Tuesday, October 26, 2010

Sage as a Python Library?

When I started Sage I viewed it as a distribution of a bunch of math software, and Python as just the interpreter language I happen to use at the time. I didn't even know if using Python as the language would last. However, it's also possible to think of Sage as a Python library.

Anyway, it has occurred to me (a few times, and again recently) that it would be possible to make much of the Sage distribution, without Python of course, into a Python library. What I mean is the following. You would have a big Python library called "sagemath", say, and inside of that would be a huge HG repository. In that repository, one would check in the source code for many of the standard Sage spkg's... e.g., GAP, Pari, etc. When you type

python setup.py install

then GAP, Pari, etc., would all get built, controlled by some Python scripts, then installed as package_data in the sagemath directory of /site-packages/.

From a technical perspective, I don't see any reason why this couldn't be made to work.

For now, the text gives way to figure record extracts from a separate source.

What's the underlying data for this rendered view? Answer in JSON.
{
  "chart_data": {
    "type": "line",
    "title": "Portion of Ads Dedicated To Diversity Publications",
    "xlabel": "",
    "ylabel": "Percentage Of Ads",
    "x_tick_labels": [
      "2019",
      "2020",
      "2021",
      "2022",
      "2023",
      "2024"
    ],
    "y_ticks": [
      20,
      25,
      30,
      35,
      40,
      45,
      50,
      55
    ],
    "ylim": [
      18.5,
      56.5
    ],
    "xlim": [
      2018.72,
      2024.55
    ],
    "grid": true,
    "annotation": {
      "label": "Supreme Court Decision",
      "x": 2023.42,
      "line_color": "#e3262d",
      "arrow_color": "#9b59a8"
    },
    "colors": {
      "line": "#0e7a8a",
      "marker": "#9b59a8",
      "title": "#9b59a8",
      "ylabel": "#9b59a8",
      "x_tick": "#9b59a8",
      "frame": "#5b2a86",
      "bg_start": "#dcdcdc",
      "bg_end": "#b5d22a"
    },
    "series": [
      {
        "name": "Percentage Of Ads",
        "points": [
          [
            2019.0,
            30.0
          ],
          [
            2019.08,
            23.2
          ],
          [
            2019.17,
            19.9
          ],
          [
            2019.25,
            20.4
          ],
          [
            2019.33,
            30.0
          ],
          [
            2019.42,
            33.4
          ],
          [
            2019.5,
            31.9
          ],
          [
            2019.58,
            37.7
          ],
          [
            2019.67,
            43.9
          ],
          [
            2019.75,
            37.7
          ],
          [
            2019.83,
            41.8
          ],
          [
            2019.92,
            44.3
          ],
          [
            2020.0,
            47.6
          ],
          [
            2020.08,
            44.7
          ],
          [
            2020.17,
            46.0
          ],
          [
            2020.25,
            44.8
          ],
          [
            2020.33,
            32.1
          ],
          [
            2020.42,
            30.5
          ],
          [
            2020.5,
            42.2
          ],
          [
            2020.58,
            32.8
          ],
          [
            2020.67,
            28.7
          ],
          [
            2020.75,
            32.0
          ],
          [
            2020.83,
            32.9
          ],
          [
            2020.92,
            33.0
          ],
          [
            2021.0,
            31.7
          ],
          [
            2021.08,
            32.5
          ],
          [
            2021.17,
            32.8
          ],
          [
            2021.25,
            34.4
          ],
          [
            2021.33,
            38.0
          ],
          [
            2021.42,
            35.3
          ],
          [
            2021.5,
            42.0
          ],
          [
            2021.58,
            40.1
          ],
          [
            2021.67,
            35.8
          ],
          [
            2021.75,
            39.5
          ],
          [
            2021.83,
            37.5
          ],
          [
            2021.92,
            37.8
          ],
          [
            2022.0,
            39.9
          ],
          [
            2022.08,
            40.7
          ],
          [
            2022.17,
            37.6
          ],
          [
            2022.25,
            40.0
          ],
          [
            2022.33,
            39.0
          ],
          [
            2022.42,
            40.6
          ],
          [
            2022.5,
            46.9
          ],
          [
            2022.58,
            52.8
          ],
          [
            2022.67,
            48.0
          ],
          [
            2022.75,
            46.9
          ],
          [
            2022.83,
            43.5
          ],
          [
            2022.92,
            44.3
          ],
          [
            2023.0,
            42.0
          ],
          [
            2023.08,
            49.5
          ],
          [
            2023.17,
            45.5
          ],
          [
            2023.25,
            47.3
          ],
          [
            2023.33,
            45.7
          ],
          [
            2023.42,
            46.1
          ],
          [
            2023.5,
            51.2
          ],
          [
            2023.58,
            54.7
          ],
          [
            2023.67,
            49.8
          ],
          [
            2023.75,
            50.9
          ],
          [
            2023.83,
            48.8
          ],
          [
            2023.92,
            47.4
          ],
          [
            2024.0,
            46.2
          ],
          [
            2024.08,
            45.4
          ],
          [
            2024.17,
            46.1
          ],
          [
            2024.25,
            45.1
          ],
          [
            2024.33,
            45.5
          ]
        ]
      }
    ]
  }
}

HG can handle this much data, and "python setup.py install" can do anything. It does lead to a very different way of looking at Sage though, and it could help untangle things in interesting ways.

(1) Have a Python library called "sagecore", which is just the most important standard spkg's (e.g., Singular, PARI, etc.), perhaps eventually built *only* as shared object libraries (no standalone interpreters).

(2) Have a Python library which is the current Sage library (we already have this), and which can be installed assuming sagecore is installed.

(3) Have other Python libraries (like psage: http://code.google.com/p/purplesage/source/browse/), which depend on (2). Maybe a lot of the "sage-combinat" code could also be moved to such a library, so they can escape the "combinat patch queue" madness. Maybe many other research groups in algebraic topology, differential geometry, special functions, etc., will start developing such libraries... on their own, and share them with the community (but without having to deal directly with the sage project until they want to).

To emphasize (3), when people want to write a lot of mathematics code in some area, e.g., differential geometry, they would just make a new library that depends on Sage (the library in (2)). We do the work needed to make it easy for people to write code outside of the Sage library, which depends on Sage. Especially writing Cython code like this can be difficult and confusing, and we don't explain it all in any Sage documentation. It actually took me quite a while to figure out how to do it today (with psage).

The core Sage library (2) above would continue to have a higher and higher level of code review, tough referee process etc. However, the development models for (3) would be up to the authors of those libraries.

The above is already how the ecosystem with Python (http://pypi.python.org/pypi), Perl (http://www.cpan.org/), R, etc., work. Fortunately, Python has reasonably good support already for this.

I think without a shift in this direction, Sage is going to be very frustrating for people writing research oriented code.

Fortunately, it's possible to do everything I'm describing above without disturbing the mainline Sage project itself, at least for now.